Beeswax API for custom bidders
Apache License 2.0
47 stars 68 forks source link

Beeswax batch Logs for wins, bids, and auctions do not reflect currently shipped logs. #31

Closed jfratzke closed 6 years ago

jfratzke commented 6 years ago

The field "matched_user_groups" was tacked onto each of these respective log models a few weeks ago with no PR or notification to downstream customers. Please ensure that a PR is created and that master accurately reflects the shipped model as we have no way of validating the incoming data and applying types due CSV format the logs are shipped in.

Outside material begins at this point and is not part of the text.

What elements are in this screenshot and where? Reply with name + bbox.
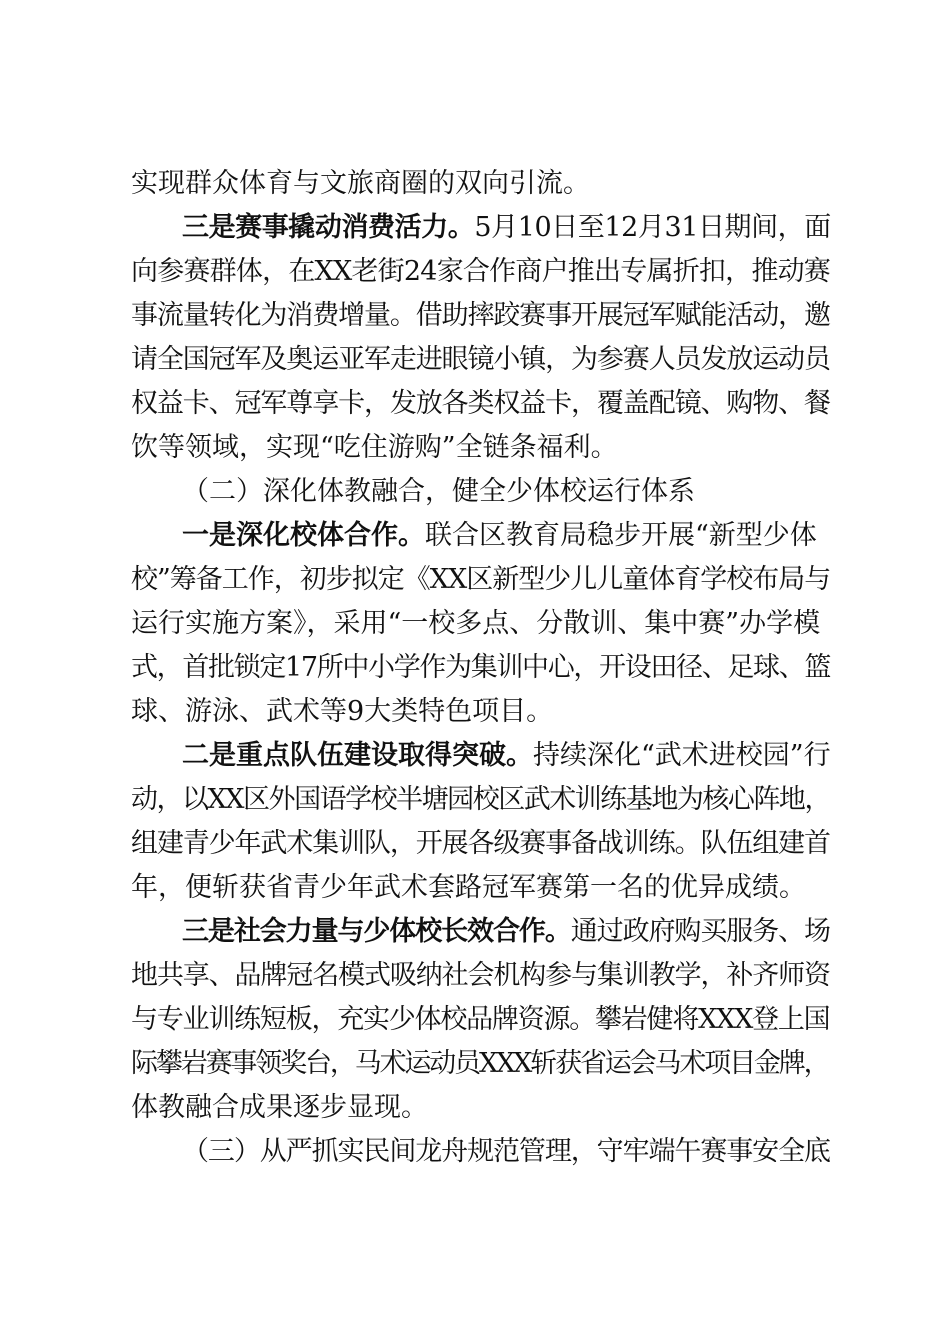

pswaminathan commented 6 years ago

Apologies! I'm sending a PR with updated headers shortly.

Note as well that for data type information, we keep a public spreadsheet of header definitions and data types here. This should help you identify the data types.

Additionally, our policy for log files has been that adding a new column is not considered a breaking change. You should configure your ingest processes to discard extra columns.

jfratzke commented 6 years ago

@pswaminathan, It's only a breaking change due to the lack of proper escaping of columns in the CSVs provided. Here's an example row we received that caused the pipeline to break:

,,,,auction1,2018-03-15 18:59:47.513,IAB5,,,,www.spanishdict.com,WEB,6090785,CAN,124933,CAN/BC,V7L,,PUBMATIC,,someip2,someip1,pm/800422,,Chrome,64,,,,,,,,-1,Chrome - Windows,NA,PC,true,Windows,7,,,pm/156687,,6899,beeswaxid1,,,,,,false,BANNER,49.3484993,-123.098,,,,,300,250,,,,,,IP,1521154787513276,"http://www.spanishdict.com/translate/""por supuesto, de nada""",,,"EXPANDABLE_AUTOMATIC,AUDIO_USER_INITIATED,ANNOYING,AUDIO_AUTO_PLAY,VIDEO_IN_BANNER_USER_INITIATED,VIDEO_IN_BANNER_AUTO_PLAY,WINDOWS_DIALOG_OR_ALERT_STYLE,PROVOCATIVE_OR_SUGGESTIVE,POP_UP,AD_CAN_EXPAND_LEFT,AD_CAN_EXPAND_RIGHT,AD_CAN_EXPAND_UP,ADCAN",B9A45442-5841-40D0-866E-CA2FBCEB8160,,"Mozilla/5.0 (Windows NT 6.1) AppleWebKit/537.36 (KHTML, like Gecko) Chrome/64.0.3282.186 Safari/537.36",0,USD,,,,,BEESWAX,,pm/155959,AUTH_DIRECT,

If you look at the URL, there are extra quotes that aren't escape properly. This row is therefore malformed. We can alleviate this by setting DROPMALFORMED to true, however when additional columns are added, all rows are then qualified as malformed.